Fra scarsa formazione e preoccupazioni
La formazione dei medici e degli operatori sanitari, infatti, non è adeguata ai tempi e alle nuove disposizioni di legge, secondo l’esperto. “Fino a pochi anni fa la formazione universitaria e post-universitaria si concentrava sui possibili danni dovuti al consumo di cannabis – fa notare Calapai – e non sull’efficacia della cannabis medica nell’alleviare il dolore e alcuni sintomi in specifiche patologie”. Questo gap di conoscenze alimenta la resistenza alla prescrizione. “Un altro farmaco – aggiunge l’esperto – indicato in alcune forme rare e gravi di epilessia infantile, che non risponde ad altri trattamenti è l’Epidiolex, basato sul cannabidiolo, che si è rivelato efficace”.

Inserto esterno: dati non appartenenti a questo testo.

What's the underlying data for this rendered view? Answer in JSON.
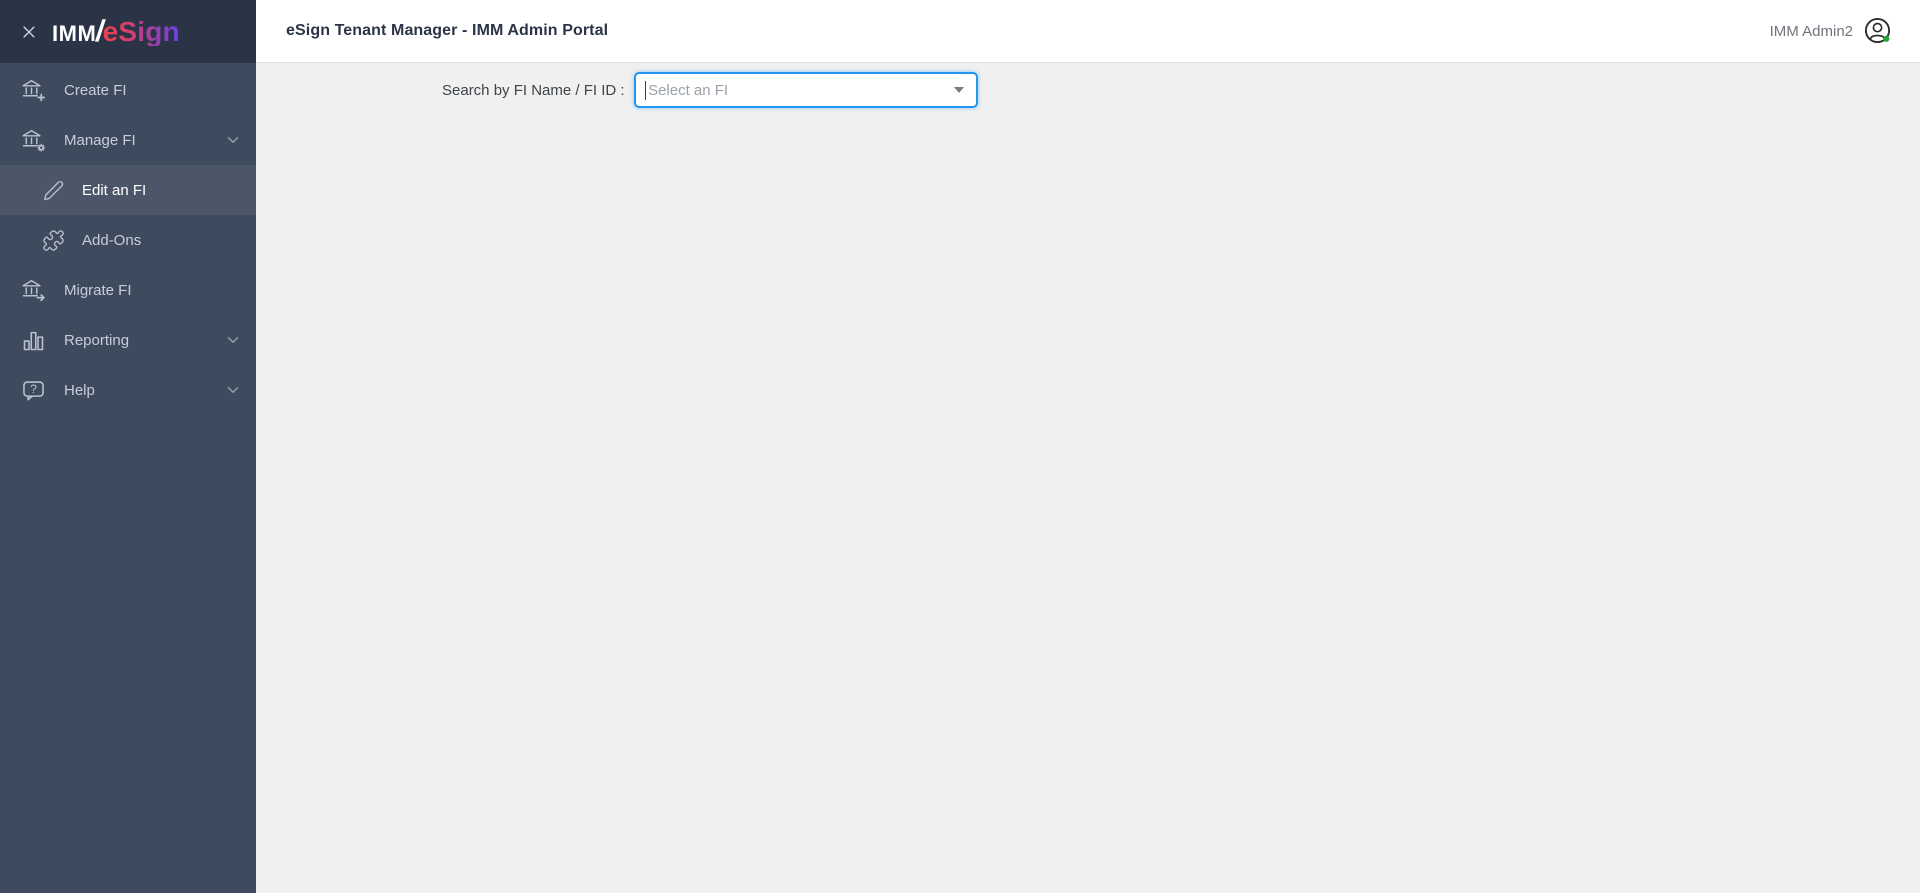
{
  "sidebar": {
    "logo": {
      "imm": "IMM",
      "slash": "/",
      "esign": "eSign"
    },
    "items": [
      {
        "label": "Create FI",
        "icon": "bank-plus",
        "active": false,
        "sub": false,
        "expandable": false
      },
      {
        "label": "Manage FI",
        "icon": "bank-gear",
        "active": false,
        "sub": false,
        "expandable": true
      },
      {
        "label": "Edit an FI",
        "icon": "pencil",
        "active": true,
        "sub": true,
        "expandable": false
      },
      {
        "label": "Add-Ons",
        "icon": "puzzle",
        "active": false,
        "sub": true,
        "expandable": false
      },
      {
        "label": "Migrate FI",
        "icon": "bank-arrow",
        "active": false,
        "sub": false,
        "expandable": false
      },
      {
        "label": "Reporting",
        "icon": "bar-chart",
        "active": false,
        "sub": false,
        "expandable": true
      },
      {
        "label": "Help",
        "icon": "help-bubble",
        "active": false,
        "sub": false,
        "expandable": true
      }
    ]
  },
  "header": {
    "title": "eSign Tenant Manager - IMM Admin Portal",
    "user": {
      "name": "IMM Admin2",
      "status": "online"
    }
  },
  "main": {
    "search_label": "Search by FI Name / FI ID :",
    "select_placeholder": "Select an FI"
  },
  "colors": {
    "sidebar_bg": "#3e4b5f",
    "sidebar_header_bg": "#2b3447",
    "active_item_bg": "#4b5769",
    "select_focus_border": "#2196f3",
    "status_green": "#23a33a",
    "logo_gradient_start": "#f23e4e",
    "logo_gradient_end": "#6b40e6",
    "main_bg": "#f0f0f0"
  }
}
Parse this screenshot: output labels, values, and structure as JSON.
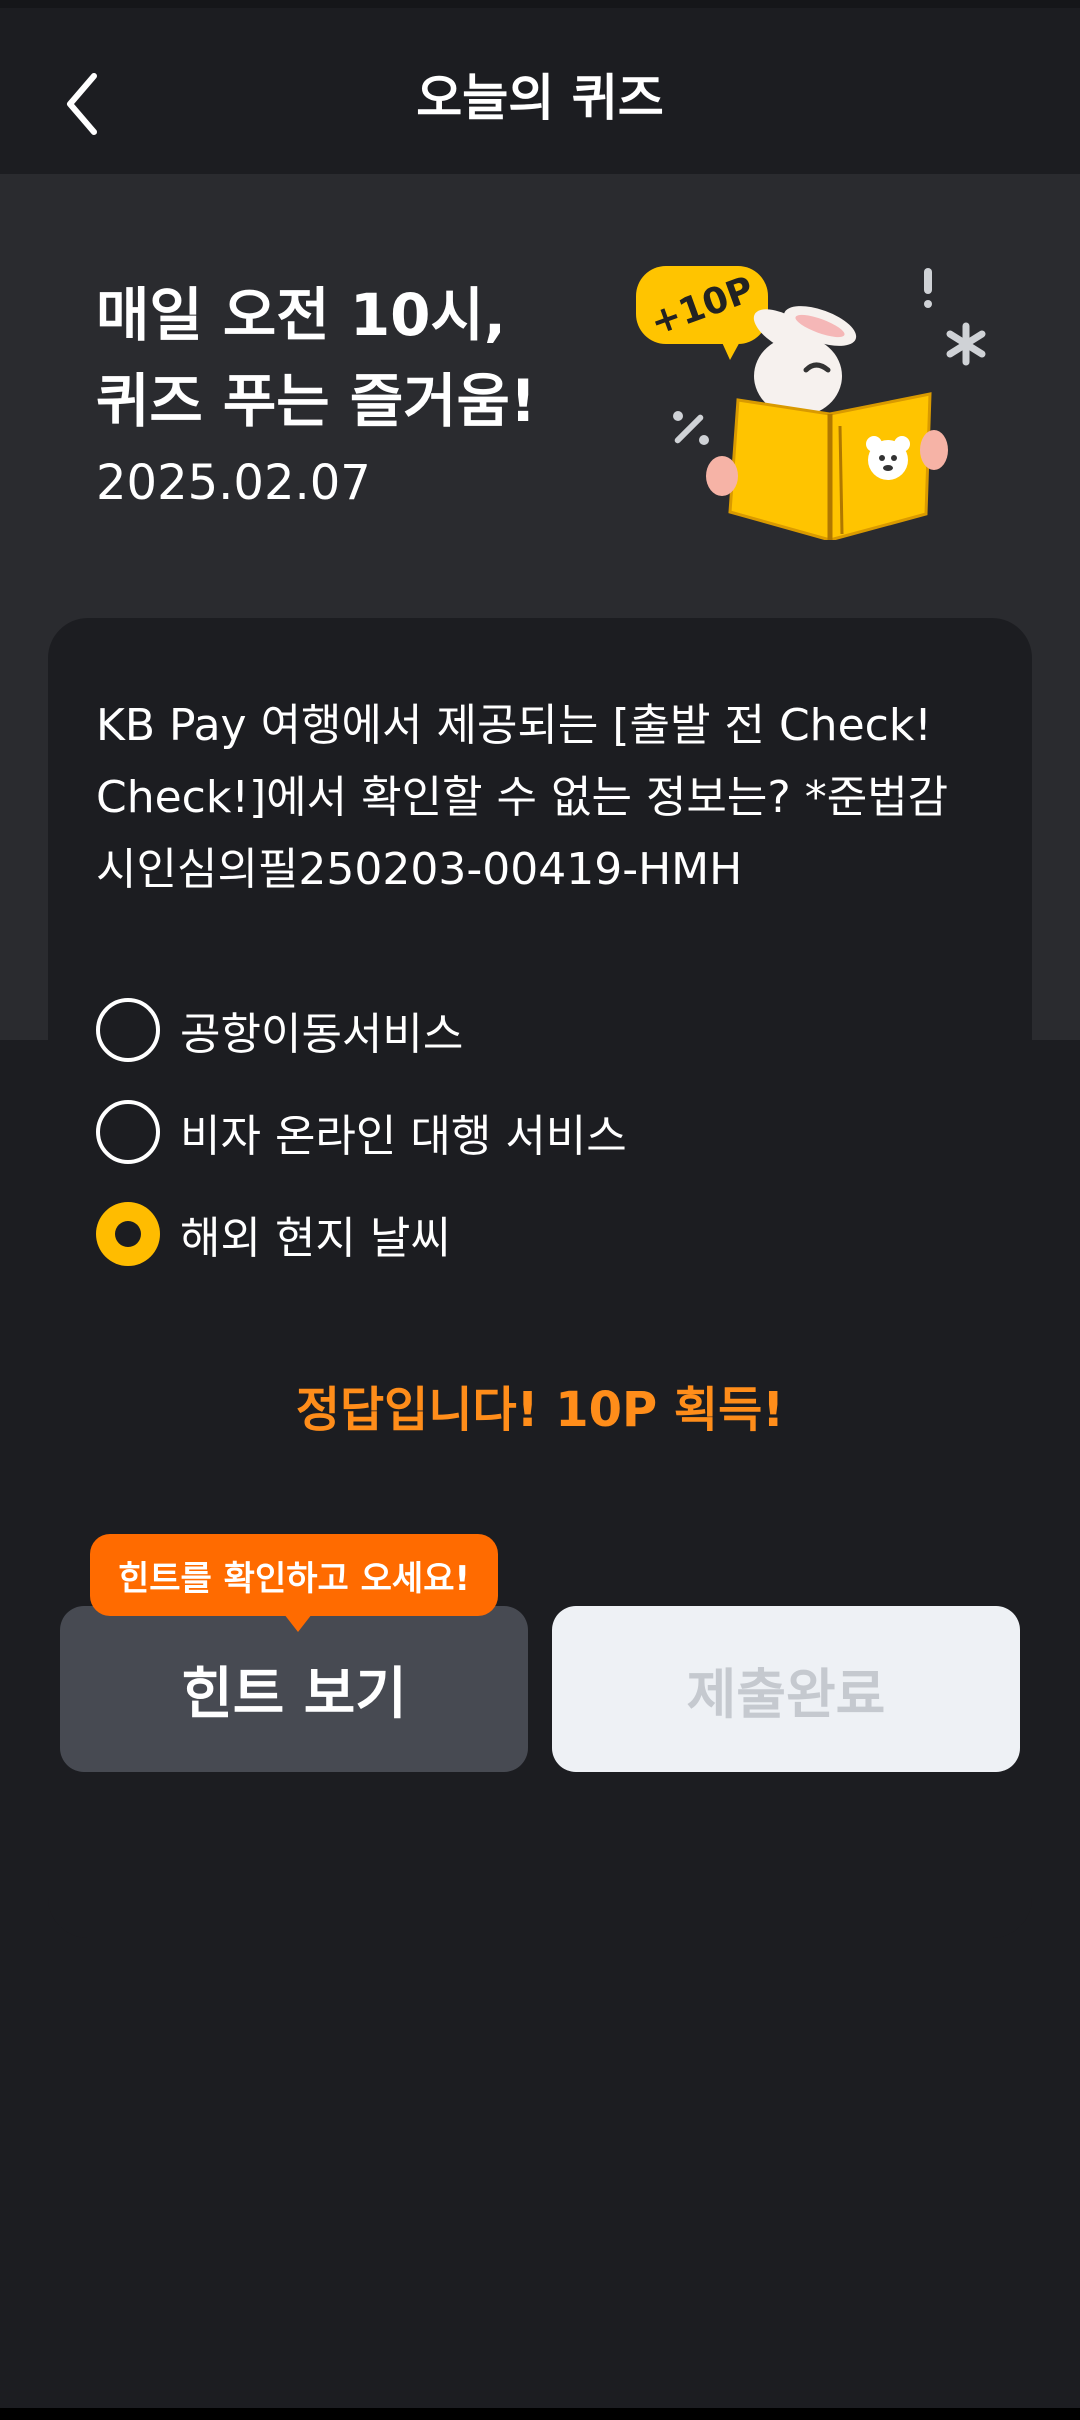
{
  "header": {
    "title": "오늘의 퀴즈"
  },
  "hero": {
    "title_line1": "매일 오전 10시,",
    "title_line2": "퀴즈 푸는 즐거움!",
    "date": "2025.02.07",
    "badge_text": "+10P"
  },
  "quiz": {
    "question_line1": "KB Pay 여행에서 제공되는 [출발 전 Check!",
    "question_line2": "Check!]에서 확인할 수 없는 정보는? *준법감",
    "question_line3": "시인심의필250203-00419-HMH",
    "options": [
      {
        "label": "공항이동서비스",
        "selected": false
      },
      {
        "label": "비자 온라인 대행 서비스",
        "selected": false
      },
      {
        "label": "해외 현지 날씨",
        "selected": true
      }
    ],
    "result_text": "정답입니다! 10P 획득!"
  },
  "actions": {
    "tooltip": "힌트를 확인하고 오세요!",
    "hint_label": "힌트 보기",
    "submit_label": "제출완료"
  },
  "colors": {
    "accent_yellow": "#ffbc00",
    "result_orange": "#ff8d1a",
    "tooltip_orange": "#ff6b00",
    "background": "#1c1d21"
  }
}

Anche gli autori dello studio inglese su Bmj Open segnalano la preoccupazione dei medici inglesi per la mancanza di prove scientifiche a supporto dell’efficacia della cannabis terapeutica. Questo perché spesso mancano studi clinici approfonditi. Ma gli autori spiegano che se si dà voce a queste preoccupazioni non si tiene conto della presenza di varie ricerche (forse meno approfondite) che mostrano l’efficacia e un importante miglioramento dei sintomi nel caso di persone con malattie in cui le altre terapie non funzionano o non sono tollerate. Insomma, secondo i ricercatori inglesi, l’idea che si possa procedere soltanto in presenza di studi clinici deve essere messa da parte in favore di un approccio maggiormente centrato sul paziente, anche considerando che le stesse Food and Drug Administration (Fda) statunitense e l’Ema europea hanno approvato circa 50 medicinali, dal 1999 al 2014, in assenza di questi specifici studi clinici.